Il Consiglio di Stato, con sentenza n. 3487 del 2016, nel rigettare il ricorso proposto dagl’appellanti è tenace nel far chiarezza sul copioso tema dell’ abusivismo edilizio.
L’orientamento della Corte, in conformità alla normativa urbanistica vigente, continua ad essere granitico sul punto: una costruzione edificata senza il necessario titolo abilitativo è, con atto dovuto, sottoposta ad un ordine di demolizione. In una simile circostanza a nulla rileva, come nel caso di specie, né la presentazione di una domanda di condono edilizio -se successiva all’emanazione del provvedimento di demolizione-, né l’eventuale inosservanza dell’art. 7 della l. 24 del 1990 dal momento che il contenuto del provvedimento non avrebbe potuto essere diverso da quello in concreto adottato, anche se fosse stato comunicato in maniera tempestiva ai destinatari.

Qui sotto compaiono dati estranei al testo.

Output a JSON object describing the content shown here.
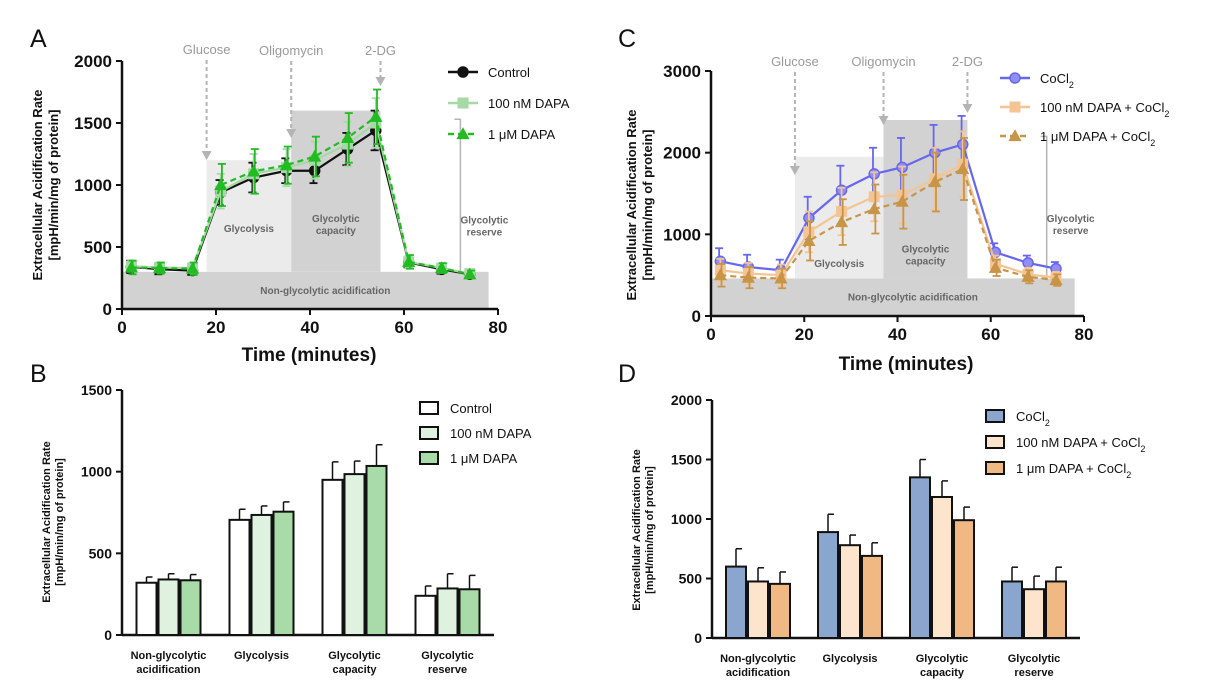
{
  "colors": {
    "control": "#111111",
    "dapa100": "#a6d9a6",
    "dapa1": "#22bb22",
    "cocl2": "#6666ee",
    "dapa100_cocl2": "#f5c494",
    "dapa1_cocl2": "#c89548",
    "bar_control": "#ffffff",
    "bar_dapa100": "#dff2df",
    "bar_dapa1": "#a8dba8",
    "bar_cocl2": "#8aa6cf",
    "bar_dapa100_cocl2": "#fce5cc",
    "bar_dapa1_cocl2": "#f0b883",
    "shade_light": "#ebebeb",
    "shade_dark": "#d2d2d2",
    "injection": "#b4b4b4"
  },
  "panels": {
    "A": {
      "letter": "A",
      "ylabel_line1": "Extracellular Acidification  Rate",
      "ylabel_line2": "[mpH/min/mg of protein]",
      "injections": [
        "Glucose",
        "Oligomycin",
        "2-DG"
      ],
      "phases": {
        "glycolysis": "Glycolysis",
        "capacity_1": "Glycolytic",
        "capacity_2": "capacity",
        "reserve_1": "Glycolytic",
        "reserve_2": "reserve",
        "nonglyco": "Non-glycolytic acidification"
      }
    },
    "B": {
      "letter": "B",
      "ylabel_line1": "Extracellular Acidification  Rate",
      "ylabel_line2": "[mpH/min/mg of protein]",
      "categories": [
        [
          "Non-glycolytic",
          "acidification"
        ],
        [
          "Glycolysis"
        ],
        [
          "Glycolytic",
          "capacity"
        ],
        [
          "Glycolytic",
          "reserve"
        ]
      ]
    },
    "C": {
      "letter": "C",
      "ylabel_line1": "Extracellular Acidification  Rate",
      "ylabel_line2": "[mpH/min/mg of protein]",
      "injections": [
        "Glucose",
        "Oligomycin",
        "2-DG"
      ],
      "phases": {
        "glycolysis": "Glycolysis",
        "capacity_1": "Glycolytic",
        "capacity_2": "capacity",
        "reserve_1": "Glycolytic",
        "reserve_2": "reserve",
        "nonglyco": "Non-glycolytic acidification"
      }
    },
    "D": {
      "letter": "D",
      "ylabel_line1": "Extracellular Acidification  Rate",
      "ylabel_line2": "[mpH/min/mg of protein]",
      "categories": [
        [
          "Non-glycolytic",
          "acidification"
        ],
        [
          "Glycolysis"
        ],
        [
          "Glycolytic",
          "capacity"
        ],
        [
          "Glycolytic",
          "reserve"
        ]
      ]
    }
  },
  "chart_data": [
    {
      "id": "A",
      "type": "line",
      "xlabel": "Time (minutes)",
      "ylabel": "Extracellular Acidification  Rate [mpH/min/mg of protein]",
      "xlim": [
        0,
        80
      ],
      "ylim": [
        0,
        2000
      ],
      "xticks": [
        0,
        20,
        40,
        60,
        80
      ],
      "yticks": [
        0,
        500,
        1000,
        1500,
        2000
      ],
      "legend_position": "top-right",
      "x": [
        2,
        8,
        15,
        21,
        28,
        35,
        41,
        48,
        54,
        61,
        68,
        74
      ],
      "series": [
        {
          "name": "Control",
          "values": [
            340,
            320,
            310,
            940,
            1060,
            1115,
            1115,
            1290,
            1440,
            375,
            320,
            280
          ],
          "errors": [
            50,
            40,
            35,
            100,
            120,
            100,
            100,
            130,
            160,
            40,
            35,
            25
          ],
          "marker": "circle",
          "dashed": false,
          "color_key": "control"
        },
        {
          "name": "100 nM DAPA",
          "values": [
            345,
            335,
            330,
            950,
            1090,
            1140,
            1200,
            1330,
            1500,
            380,
            330,
            285
          ],
          "errors": [
            45,
            40,
            40,
            140,
            160,
            150,
            150,
            180,
            200,
            50,
            35,
            30
          ],
          "marker": "square",
          "dashed": false,
          "color_key": "dapa100"
        },
        {
          "name": "1 μM DAPA",
          "values": [
            335,
            330,
            325,
            1000,
            1110,
            1160,
            1230,
            1380,
            1550,
            380,
            330,
            280
          ],
          "errors": [
            55,
            45,
            50,
            170,
            180,
            150,
            160,
            200,
            220,
            55,
            40,
            30
          ],
          "marker": "triangle",
          "dashed": true,
          "color_key": "dapa1"
        }
      ],
      "injection_times": [
        18,
        36,
        55
      ],
      "annotations": [
        "Glucose",
        "Oligomycin",
        "2-DG",
        "Glycolysis",
        "Glycolytic capacity",
        "Glycolytic reserve",
        "Non-glycolytic acidification"
      ]
    },
    {
      "id": "B",
      "type": "bar",
      "ylabel": "Extracellular Acidification  Rate [mpH/min/mg of protein]",
      "ylim": [
        0,
        1500
      ],
      "yticks": [
        0,
        500,
        1000,
        1500
      ],
      "legend_position": "top-right",
      "categories": [
        "Non-glycolytic acidification",
        "Glycolysis",
        "Glycolytic capacity",
        "Glycolytic reserve"
      ],
      "series": [
        {
          "name": "Control",
          "values": [
            320,
            705,
            950,
            240
          ],
          "errors": [
            35,
            65,
            110,
            60
          ],
          "color_key": "bar_control"
        },
        {
          "name": "100 nM DAPA",
          "values": [
            340,
            735,
            985,
            285
          ],
          "errors": [
            35,
            55,
            80,
            90
          ],
          "color_key": "bar_dapa100"
        },
        {
          "name": "1 μM DAPA",
          "values": [
            335,
            755,
            1035,
            280
          ],
          "errors": [
            35,
            60,
            130,
            85
          ],
          "color_key": "bar_dapa1"
        }
      ]
    },
    {
      "id": "C",
      "type": "line",
      "xlabel": "Time (minutes)",
      "ylabel": "Extracellular Acidification  Rate [mpH/min/mg of protein]",
      "xlim": [
        0,
        80
      ],
      "ylim": [
        0,
        3000
      ],
      "xticks": [
        0,
        20,
        40,
        60,
        80
      ],
      "yticks": [
        0,
        1000,
        2000,
        3000
      ],
      "legend_position": "top-right",
      "x": [
        2,
        8,
        15,
        21,
        28,
        35,
        41,
        48,
        54,
        61,
        68,
        74
      ],
      "series": [
        {
          "name": "CoCl",
          "sub": "2",
          "suffix": "",
          "values": [
            670,
            600,
            560,
            1200,
            1540,
            1740,
            1820,
            2000,
            2100,
            780,
            650,
            580
          ],
          "errors": [
            160,
            150,
            130,
            260,
            300,
            320,
            360,
            340,
            350,
            110,
            90,
            80
          ],
          "marker": "circle",
          "dashed": false,
          "color_key": "cocl2"
        },
        {
          "name": "100 nM DAPA + CoCl",
          "sub": "2",
          "suffix": "",
          "values": [
            560,
            520,
            500,
            1030,
            1280,
            1460,
            1480,
            1680,
            1860,
            640,
            510,
            470
          ],
          "errors": [
            140,
            130,
            130,
            250,
            290,
            300,
            350,
            380,
            400,
            100,
            80,
            70
          ],
          "marker": "square",
          "dashed": false,
          "color_key": "dapa100_cocl2"
        },
        {
          "name": "1 μM DAPA + CoCl",
          "sub": "2",
          "suffix": "",
          "values": [
            500,
            470,
            460,
            920,
            1150,
            1310,
            1400,
            1640,
            1800,
            590,
            480,
            440
          ],
          "errors": [
            140,
            130,
            120,
            240,
            280,
            300,
            330,
            360,
            380,
            100,
            80,
            70
          ],
          "marker": "triangle",
          "dashed": true,
          "color_key": "dapa1_cocl2"
        }
      ],
      "injection_times": [
        18,
        37,
        55
      ],
      "annotations": [
        "Glucose",
        "Oligomycin",
        "2-DG",
        "Glycolysis",
        "Glycolytic capacity",
        "Glycolytic reserve",
        "Non-glycolytic acidification"
      ]
    },
    {
      "id": "D",
      "type": "bar",
      "ylabel": "Extracellular Acidification  Rate [mpH/min/mg of protein]",
      "ylim": [
        0,
        2000
      ],
      "yticks": [
        0,
        500,
        1000,
        1500,
        2000
      ],
      "legend_position": "top-right",
      "categories": [
        "Non-glycolytic acidification",
        "Glycolysis",
        "Glycolytic capacity",
        "Glycolytic reserve"
      ],
      "series": [
        {
          "name": "CoCl",
          "sub": "2",
          "suffix": "",
          "values": [
            600,
            890,
            1350,
            475
          ],
          "errors": [
            150,
            150,
            150,
            120
          ],
          "color_key": "bar_cocl2"
        },
        {
          "name": "100 nM DAPA + CoCl",
          "sub": "2",
          "suffix": "",
          "values": [
            475,
            780,
            1185,
            410
          ],
          "errors": [
            115,
            85,
            135,
            110
          ],
          "color_key": "bar_dapa100_cocl2"
        },
        {
          "name": "1 μm DAPA + CoCl",
          "sub": "2",
          "suffix": "",
          "values": [
            455,
            690,
            990,
            475
          ],
          "errors": [
            100,
            110,
            110,
            120
          ],
          "color_key": "bar_dapa1_cocl2"
        }
      ]
    }
  ]
}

Peculiare è inoltre, nella risoluzione della fattispecie, la posizione assunta dalla Corte nel calibrare il discrimen tra realizzazione di opere eseguite in assenza di concessione, in totale difformità o con variazioni essenziali -la cui disciplina inizialmente prevista dall’art. 7 dalla l. 47/85 fu poi successivamente abrogata dall’art. 136 del d.P.R. n. 380 del 2001 ed in seguito sostituita dall’art. 31 dello stesso d.P.R.- e semplici interventi di ristrutturazione edilizia -attualmente disciplinati dall’art. 33 del nuovo testo in materia d’edilizia dopo l’abrogazione ad opera dell’art. 136 del d.p.r. 380 del 2001 dell’art. 9 della l. 47/85 – per integrare i quali, chiariscono i giudici, è requisito fondamentale non realizzare un organismo diverso dal precedente e non alterare la volumetria di una struttura già esistente.